Seit der Eröffnung des Kunsthaus-Erweiterungsbaus vergeht keine Woche ohne neue Zuspitzung. Die jüngste Pointe geht aufs Konto des Direktors der Bührle-Stiftung. Im Interview mit dem «SonntagsBlick» droht Lukas Gloor verhohlen mit dem Abzug der Sammlung: «Wenn jetzt die Stadt Zürich dem Kunsthaus diktiert, wie die Sammlung Emil Bührle dem Publikum zu erklären ist, können wir nicht mehr mitmachen.» Übersetzt heisst das: Wenn die Stiftung die Deutungshoheit über die historischen Erwerbsumstände der Bilder verliert, will sie sich zurückziehen. Was hat man zu verbergen?

Gloors Drohung ist umso dreister, weil für diese Bilder ein massgeblich mit öffentlichen Geldern finanzierter Palast am Heimplatz gebaut wurde (vgl. «Der Zollbetrüger» ). Für einen Abzug der Kunstwerke aus Zürich müsste die Bührle-Stiftung allerdings zuerst ihre Statuten ändern.

Weniger Aufsehen erregte eine andere Aussage Gloors: Es dürfe nicht sein, dass die Sammlung «zu einer Gedenkstätte für NS-Verfolgung» werde. Dieser Satz ist auch deshalb ungeheuerlich, weil es die Sammlung ohne den Zweiten Weltkrieg und die NS-Verfolgung schlicht nicht gäbe, wie Erich Keller in seinem Buch «Das kontaminierte Museum» präzise darlegt.

Ende Jahr tritt Gloor ab. Weiterhin im Amt bleibt Kunsthausdirektor Christoph Becker. 2022 will er seine Nachfolgerin Ann Demeester einarbeiten – und sich langsam zurückziehen. Auch das Kunsthauspräsidium ist nur ad interim besetzt, nachdem die neu gewählte Präsidentin Anne Keller Dubach im September plötzlich verstarb. Eine prekäre Führungssituation in einer akuten Krisenzeit.

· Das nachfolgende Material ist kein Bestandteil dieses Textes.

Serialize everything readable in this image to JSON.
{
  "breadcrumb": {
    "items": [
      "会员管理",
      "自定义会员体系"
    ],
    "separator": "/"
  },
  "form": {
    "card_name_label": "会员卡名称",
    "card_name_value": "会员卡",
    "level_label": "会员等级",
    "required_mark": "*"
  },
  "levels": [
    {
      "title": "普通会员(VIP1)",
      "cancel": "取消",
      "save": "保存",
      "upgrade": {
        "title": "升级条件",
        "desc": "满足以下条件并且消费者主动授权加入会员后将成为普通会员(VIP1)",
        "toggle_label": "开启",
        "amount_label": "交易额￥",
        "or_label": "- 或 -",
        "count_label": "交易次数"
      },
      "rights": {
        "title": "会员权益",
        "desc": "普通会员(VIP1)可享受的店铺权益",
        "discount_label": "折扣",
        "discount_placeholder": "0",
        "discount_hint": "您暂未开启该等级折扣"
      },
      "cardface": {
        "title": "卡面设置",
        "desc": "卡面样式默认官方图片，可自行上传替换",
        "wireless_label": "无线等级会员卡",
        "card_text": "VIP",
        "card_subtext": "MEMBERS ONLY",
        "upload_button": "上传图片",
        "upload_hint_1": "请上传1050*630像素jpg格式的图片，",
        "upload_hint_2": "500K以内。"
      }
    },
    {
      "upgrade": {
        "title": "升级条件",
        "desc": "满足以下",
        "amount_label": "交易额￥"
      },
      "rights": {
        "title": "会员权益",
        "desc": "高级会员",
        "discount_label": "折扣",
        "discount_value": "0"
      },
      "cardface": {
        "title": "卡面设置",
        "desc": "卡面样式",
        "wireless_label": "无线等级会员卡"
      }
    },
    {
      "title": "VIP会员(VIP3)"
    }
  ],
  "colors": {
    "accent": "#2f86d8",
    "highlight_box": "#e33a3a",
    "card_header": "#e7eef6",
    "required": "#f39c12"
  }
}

Als einer der Hauptverantwortlichen für den komplett missglückten Einzug der Bührle-Bilder ins Kunsthaus würde Becker besser sofort den Hut nehmen. Die Politik wiederum muss den Druck erhöhen, damit der Vertrag zwischen dem staatlich subventionierten Kunsthaus und der Bührle-Stiftung offengelegt wird. Zu klären sind etwa Fragen wie diese: Warum wanderten die Bilder nur als Leihgabe und nicht als Schenkung ins Kunsthaus? Und welche weiteren Bedingungen liess man sich diktieren?